One solution that has proven effective is increasing the supply of affordable housing. A recent article in the Novogradac Journal of Tax Credits highlighted how the federal low-income housing tax credit (LIHTC) has been successful in providing much-needed affordable rental homes.
However, it’s not just up to the federal government; states are also taking action by creating their own tax incentives for affordable housing development. So far, over 25 states have implemented models alongside LIHTC.
For state governments looking to participate in these programs, there are some best practices they should consider. These include keeping tax incentives simple and building upon existing federal programs like LIHTC. It’s also important for states to take steps towards increasing investor interest in these programs.
One suggestion made by the article was allowing bifurcation of state tax credits from federal credits so investors can claim them before receiving approval from Form 8609 or its equivalent.
There are other considerations that need attention when implementing new state-based affordable housing credits:
– Allocation vs Certification: Allocated credits come from equity contributions while certified ones can be purchased directly from projects or participants. While allocated credits offer long-term benefits for investors with potential tax advantages, they also come with compliance obligations and slower impact on state revenues compared to certified ones.
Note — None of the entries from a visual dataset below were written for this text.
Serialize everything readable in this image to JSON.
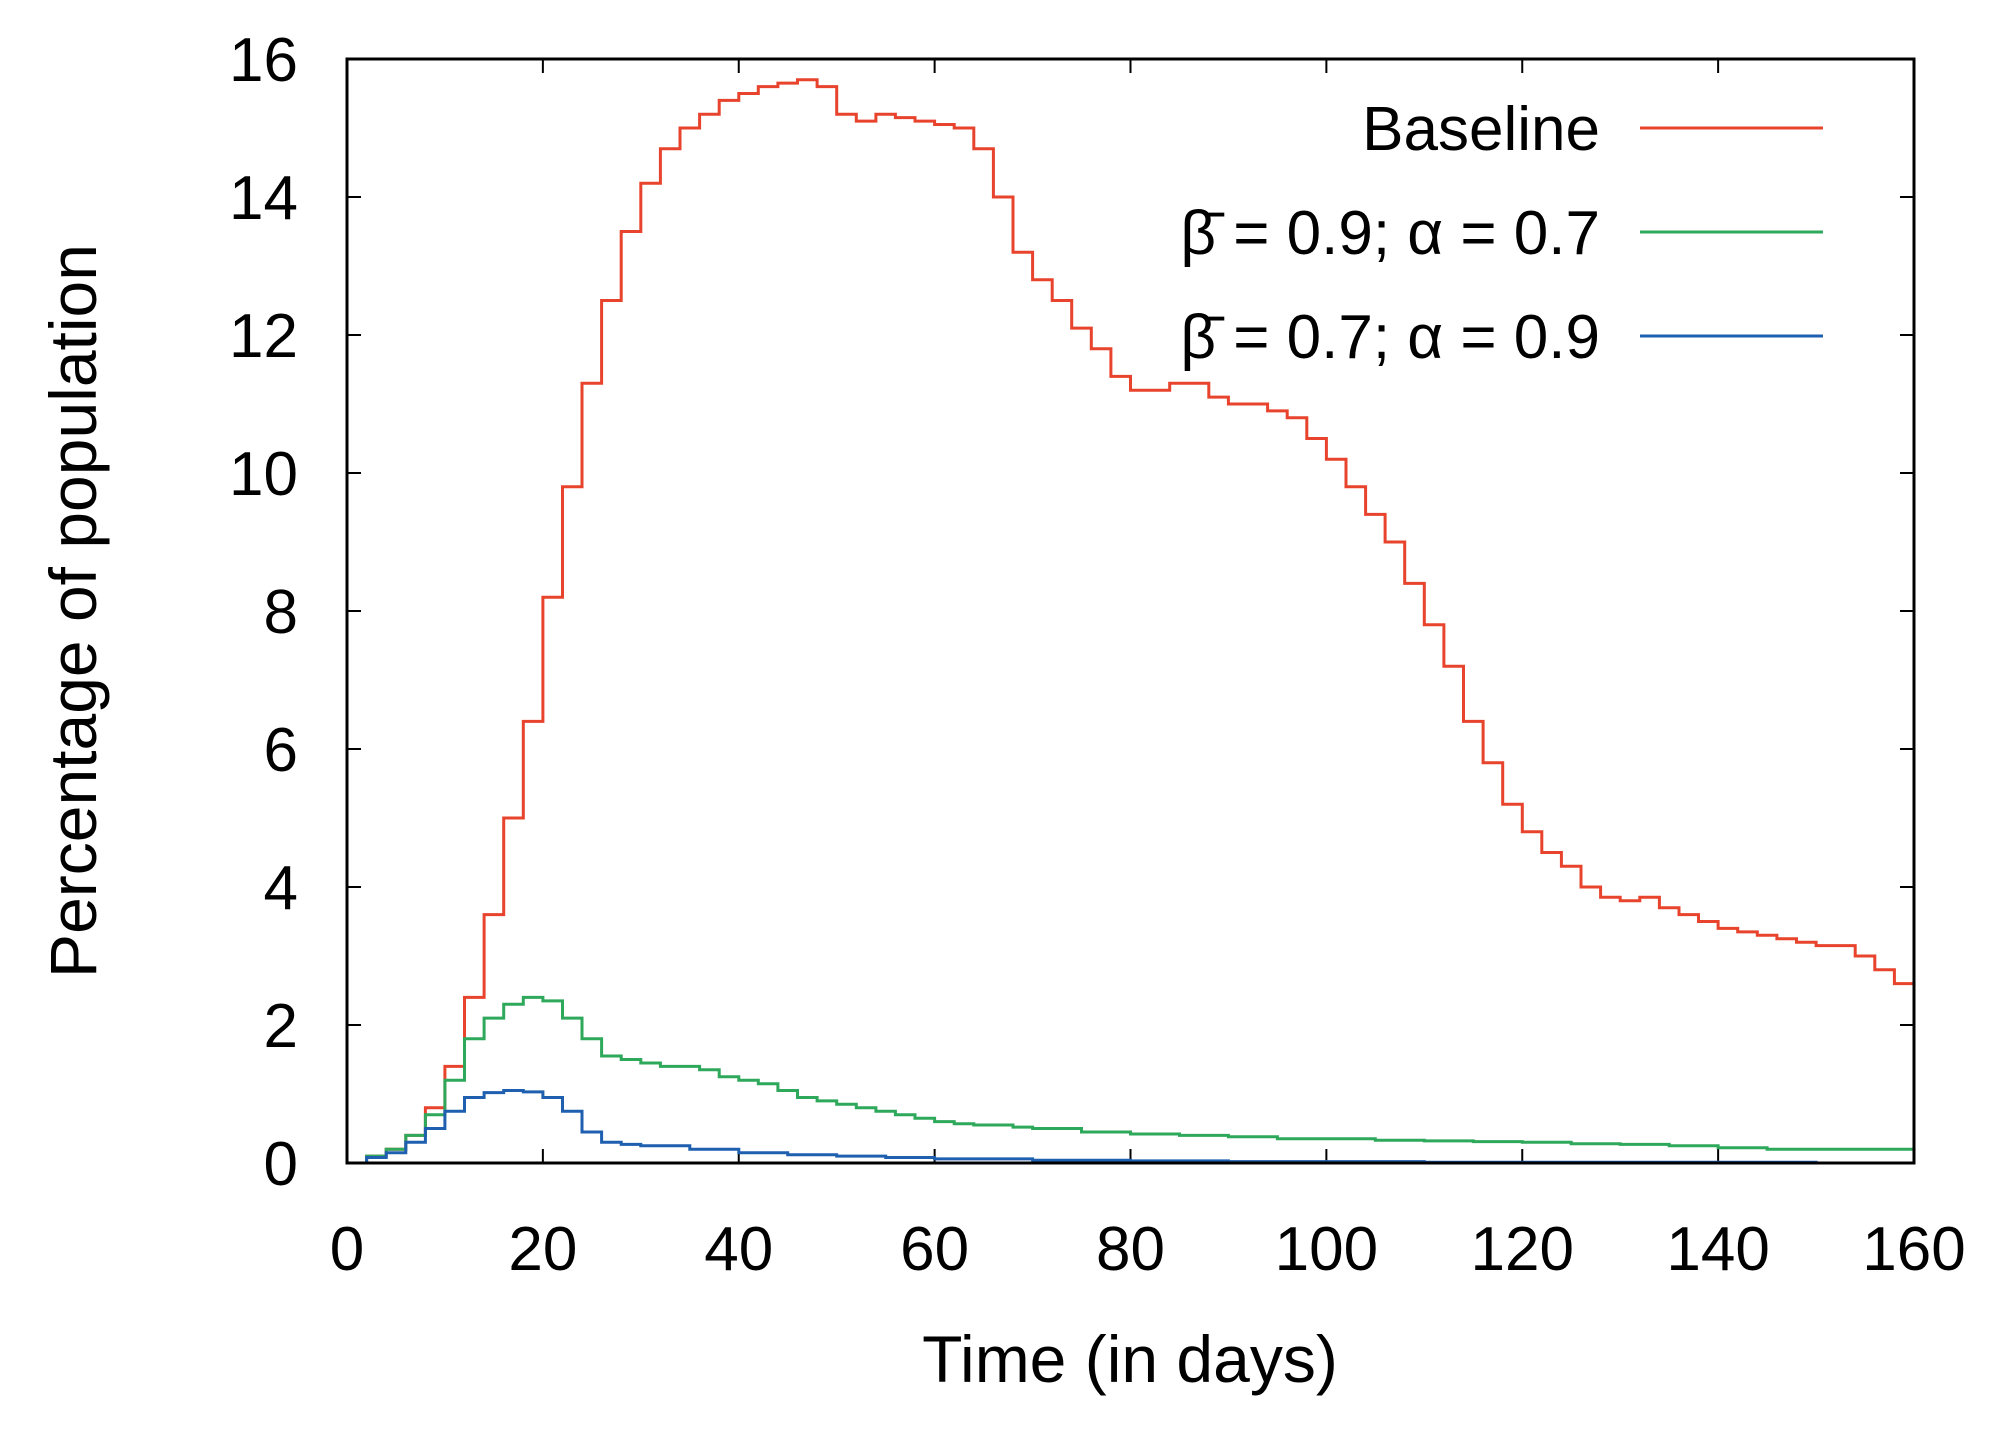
{
  "chart_data": {
    "type": "line",
    "title": "",
    "xlabel": "Time (in days)",
    "ylabel": "Percentage of population",
    "xlim": [
      0,
      160
    ],
    "ylim": [
      0,
      16
    ],
    "xticks": [
      "0",
      "20",
      "40",
      "60",
      "80",
      "100",
      "120",
      "140",
      "160"
    ],
    "yticks": [
      "0",
      "2",
      "4",
      "6",
      "8",
      "10",
      "12",
      "14",
      "16"
    ],
    "grid": false,
    "legend_position": "top-right",
    "series": [
      {
        "name": "Baseline",
        "color": "#e8432c",
        "x": [
          0,
          2,
          4,
          6,
          8,
          10,
          12,
          14,
          16,
          18,
          20,
          22,
          24,
          26,
          28,
          30,
          32,
          34,
          36,
          38,
          40,
          42,
          44,
          46,
          48,
          50,
          52,
          54,
          56,
          58,
          60,
          62,
          64,
          66,
          68,
          70,
          72,
          74,
          76,
          78,
          80,
          82,
          84,
          86,
          88,
          90,
          92,
          94,
          96,
          98,
          100,
          102,
          104,
          106,
          108,
          110,
          112,
          114,
          116,
          118,
          120,
          122,
          124,
          126,
          128,
          130,
          132,
          134,
          136,
          138,
          140,
          142,
          144,
          146,
          148,
          150,
          152,
          154,
          156,
          158,
          160
        ],
        "values": [
          0.0,
          0.1,
          0.2,
          0.4,
          0.8,
          1.4,
          2.4,
          3.6,
          5.0,
          6.4,
          8.2,
          9.8,
          11.3,
          12.5,
          13.5,
          14.2,
          14.7,
          15.0,
          15.2,
          15.4,
          15.5,
          15.6,
          15.65,
          15.7,
          15.6,
          15.2,
          15.1,
          15.2,
          15.15,
          15.1,
          15.05,
          15.0,
          14.7,
          14.0,
          13.2,
          12.8,
          12.5,
          12.1,
          11.8,
          11.4,
          11.2,
          11.2,
          11.3,
          11.3,
          11.1,
          11.0,
          11.0,
          10.9,
          10.8,
          10.5,
          10.2,
          9.8,
          9.4,
          9.0,
          8.4,
          7.8,
          7.2,
          6.4,
          5.8,
          5.2,
          4.8,
          4.5,
          4.3,
          4.0,
          3.85,
          3.8,
          3.85,
          3.7,
          3.6,
          3.5,
          3.4,
          3.35,
          3.3,
          3.25,
          3.2,
          3.15,
          3.15,
          3.0,
          2.8,
          2.6,
          2.5
        ]
      },
      {
        "name": "β̄ = 0.9; α = 0.7",
        "color": "#2ea85a",
        "x": [
          0,
          2,
          4,
          6,
          8,
          10,
          12,
          14,
          16,
          18,
          20,
          22,
          24,
          26,
          28,
          30,
          32,
          34,
          36,
          38,
          40,
          42,
          44,
          46,
          48,
          50,
          52,
          54,
          56,
          58,
          60,
          62,
          64,
          66,
          68,
          70,
          75,
          80,
          85,
          90,
          95,
          100,
          105,
          110,
          115,
          120,
          125,
          130,
          135,
          140,
          145,
          150,
          155,
          160
        ],
        "values": [
          0.0,
          0.1,
          0.2,
          0.4,
          0.7,
          1.2,
          1.8,
          2.1,
          2.3,
          2.4,
          2.35,
          2.1,
          1.8,
          1.55,
          1.5,
          1.45,
          1.4,
          1.4,
          1.35,
          1.25,
          1.2,
          1.15,
          1.05,
          0.95,
          0.9,
          0.85,
          0.8,
          0.75,
          0.7,
          0.65,
          0.6,
          0.57,
          0.55,
          0.55,
          0.52,
          0.5,
          0.45,
          0.42,
          0.4,
          0.38,
          0.35,
          0.35,
          0.33,
          0.32,
          0.31,
          0.3,
          0.28,
          0.27,
          0.25,
          0.22,
          0.2,
          0.2,
          0.2,
          0.18
        ]
      },
      {
        "name": "β̄ = 0.7; α = 0.9",
        "color": "#1f5fb0",
        "x": [
          0,
          2,
          4,
          6,
          8,
          10,
          12,
          14,
          16,
          18,
          20,
          22,
          24,
          26,
          28,
          30,
          35,
          40,
          45,
          50,
          55,
          60,
          70,
          80,
          90,
          100,
          110,
          120,
          130,
          140,
          150,
          160
        ],
        "values": [
          0.0,
          0.08,
          0.15,
          0.3,
          0.5,
          0.75,
          0.95,
          1.02,
          1.05,
          1.03,
          0.95,
          0.75,
          0.45,
          0.3,
          0.27,
          0.25,
          0.2,
          0.15,
          0.12,
          0.1,
          0.08,
          0.06,
          0.04,
          0.03,
          0.02,
          0.02,
          0.01,
          0.01,
          0.01,
          0.01,
          0.0,
          0.0
        ]
      }
    ]
  }
}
– Impact on Pricing: Investors price these types of investments based on returns or yields which means longer credit periods don’t necessarily translate into higher yields due time value effects.
On one hand shorter credit periods may yield higher equity pricing but this would lead less efficient use taxpayer money funding program costs spread out over longer term
While shorter period may yield high prices faster redemption will cost more than spreading costs out over longer term.
In order to optimize outcomes and avoid pitfalls, it’s important for states to carefully plan and involve experienced tax professionals in the process of implementing these programs. By following best practices, states can effectively use tax credits to increase affordable housing options for their residents.